Karena memang aku tidak begitu paham tentang dunia gay. Aku dulunya justru tidak peduli akan hal tersebut, dan menganggapnya sesuatu yang menyimpang. Namun sekarang aku justru terjebak di dalamnya.

"setiap orang mungkin punya kesempatan untuk berubah, namun untuk mengubah sesuatu yang sifatnya mendasar seperti itu, butuh perjuangan lebih dan kadang butuh waktu yang lama. Hal itu jelas tidak mudah, dan banyak dari para kaum gay yang akhirnya memutuskan untuk menyerah dan menerima semua itu dengan lapang dada serta memilih untuk terus menjalaninya, meski pun bertentangan dengan hati nuraninya.." ucap tuan muda panjang lebar.

"apa tuan muda sendiri sudah pernah mencobanya?" tanyaku cukup berani.

"saya selalu mencobanya setiap saat. Tapi seperti yang saya katakan, bahwa hal itu tidak mudah. Dan saat ini pun saya masih dalam proses mencoba hal tersebut. Karena itu juga, saya tidak ingin bertemu dengan sembarang laki-laki. Untuk memenuhi hasrat saya yang menyimpang tersebut, saya lebih memilih untuk menyewa laki-laki seperti kamu. Agar saya tidak terikat dengan perasaan apa pun." jawab tuan muda dengan suara mulai terdengar lirih.

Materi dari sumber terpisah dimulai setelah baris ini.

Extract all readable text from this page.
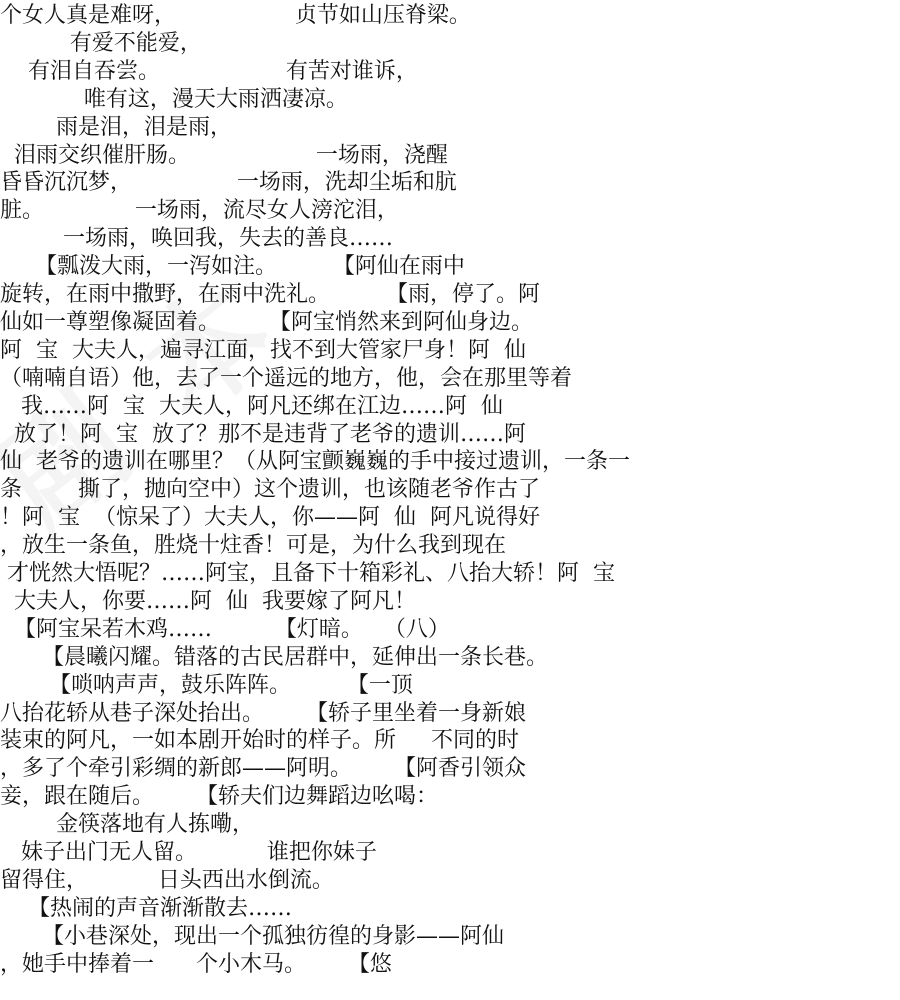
个女人真是难呀，                 贞节如山压脊梁。
有爱不能爱，
有泪自吞尝。                  有苦对谁诉，
唯有这，漫天大雨洒凄凉。
雨是泪，泪是雨，
泪雨交织催肝肠。                  一场雨，浇醒
昏昏沉沉梦，               一场雨，洗却尘垢和肮
脏。             一场雨，流尽女人滂沱泪，
一场雨，唤回我，失去的善良……
【瓢泼大雨，一泻如注。        【阿仙在雨中
旋转，在雨中撒野，在雨中洗礼。        【雨，停了。阿
仙如一尊塑像凝固着。       【阿宝悄然来到阿仙身边。
阿  宝  大夫人，遍寻江面，找不到大管家尸身！阿  仙
（喃喃自语）他，去了一个遥远的地方，他，会在那里等着
我……阿  宝  大夫人，阿凡还绑在江边……阿  仙
放了！阿  宝  放了？那不是违背了老爷的遗训……阿
仙  老爷的遗训在哪里？（从阿宝颤巍巍的手中接过遗训，一条一
条        撕了，抛向空中）这个遗训，也该随老爷作古了
！阿  宝  （惊呆了）大夫人，你——阿  仙  阿凡说得好
，放生一条鱼，胜烧十炷香！可是，为什么我到现在
才恍然大悟呢？……阿宝，且备下十箱彩礼、八抬大轿！阿  宝
大夫人，你要……阿  仙  我要嫁了阿凡！
【阿宝呆若木鸡……         【灯暗。   （八）
【晨曦闪耀。错落的古民居群中，延伸出一条长巷。
【唢呐声声，鼓乐阵阵。        【一顶
八抬花轿从巷子深处抬出。      【轿子里坐着一身新娘
装束的阿凡，一如本剧开始时的样子。所     不同的时
，多了个牵引彩绸的新郎——阿明。      【阿香引领众
妾，跟在随后。      【轿夫们边舞蹈边吆喝：
金筷落地有人拣嘞，
妹子出门无人留。          谁把你妹子
留得住，          日头西出水倒流。
【热闹的声音渐渐散去……
【小巷深处，现出一个孤独彷徨的身影——阿仙
，她手中捧着一      个小木马。      【悠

"itu karena tuan muda punya uang. Lalu bagaimana dengan mereka yang tidak punya? Apa mereka sanggup menahan hasrat mereka? Jika tidak, jelas mereka akan berusaha menemukan laki-laki gay lainnya, yang tentunya tidak membutuhkan uang. Mereka akan melakukan hal tersebut, dengan dasar suka sama suka.." balasku mencoba memahami pergulatan bathin para laki-laki gay tersebut.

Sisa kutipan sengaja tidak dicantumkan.